The re-launch of the corridor was accomplished thanks to efforts made by the officials of the Islamic Republic of Iran, Masoumi said, noting that the last train that passed through the corridor departed from Istanbul and went to Islamabad in 2009.
The significance of the corridor was exemplified in the high-level presence in the inauguration ceremony held in Islamabad when the train was leaving for Istanbul. Pakistan’s Foreign Minister Shah Mahmood Qureshi, Minister for Railways Azam Khan Swati, Adviser to Prime Minister of Pakistan for Commerce and Investment Abdul Razak Dawood, Ambassador of Iran Mohammad Ali Hosseini, and ambassadors of Turkey, Tajikistan, Kazakhstan, had attended the event.
In that ceremony, Qureshi said that the inauguration of the train was the beginning of what was visualized by the ECO, as a project to reach economic integration.
“I want to promote economic diplomacy”, Qureshi said, promising the launching of the ITI passenger train in the future.
The idea was first raised in 2007, according to Masoumi who said that it has been put on the agenda in the 7th transportation ministerial meeting of ECO in 2008 with the intention of expanding transit in the region and beyond through rail connection between Pakistan and Iran and thence through Turkey to Europe.
Regular operation of the rail route could increase the volume of trade between the three countries and even between Asia and Europe, he said, adding that there would also be social benefits, including jobs and facilitation of humanitarian aid transport.

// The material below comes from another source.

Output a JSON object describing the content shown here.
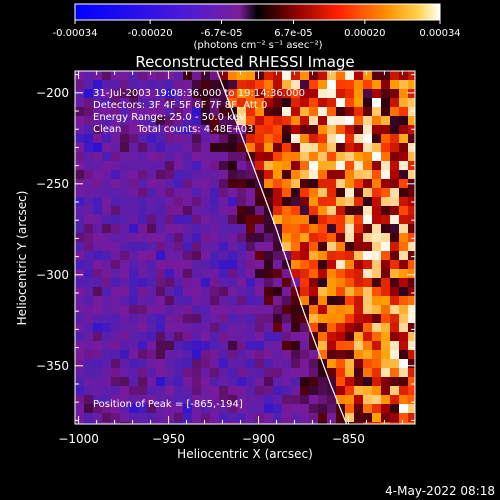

475 containers of over 5,000 tons of the United Nations humanitarian aid was sent from Turkey to Pakistan through 16 trains to help the flood-hit people, Masoumi mentioned.
The corridor cuts transportation time to less than half of the maritime route, i.e. to 15 days which could even be reduced to 11 days.
The corridor covers 1,990 km inside Pakistan, passing through Quetta into Taftan at the Iranian border and on to Tehran and Tabriz covering about 2,570 km and thence to Istanbul after traveling 2,000 km in Turkey.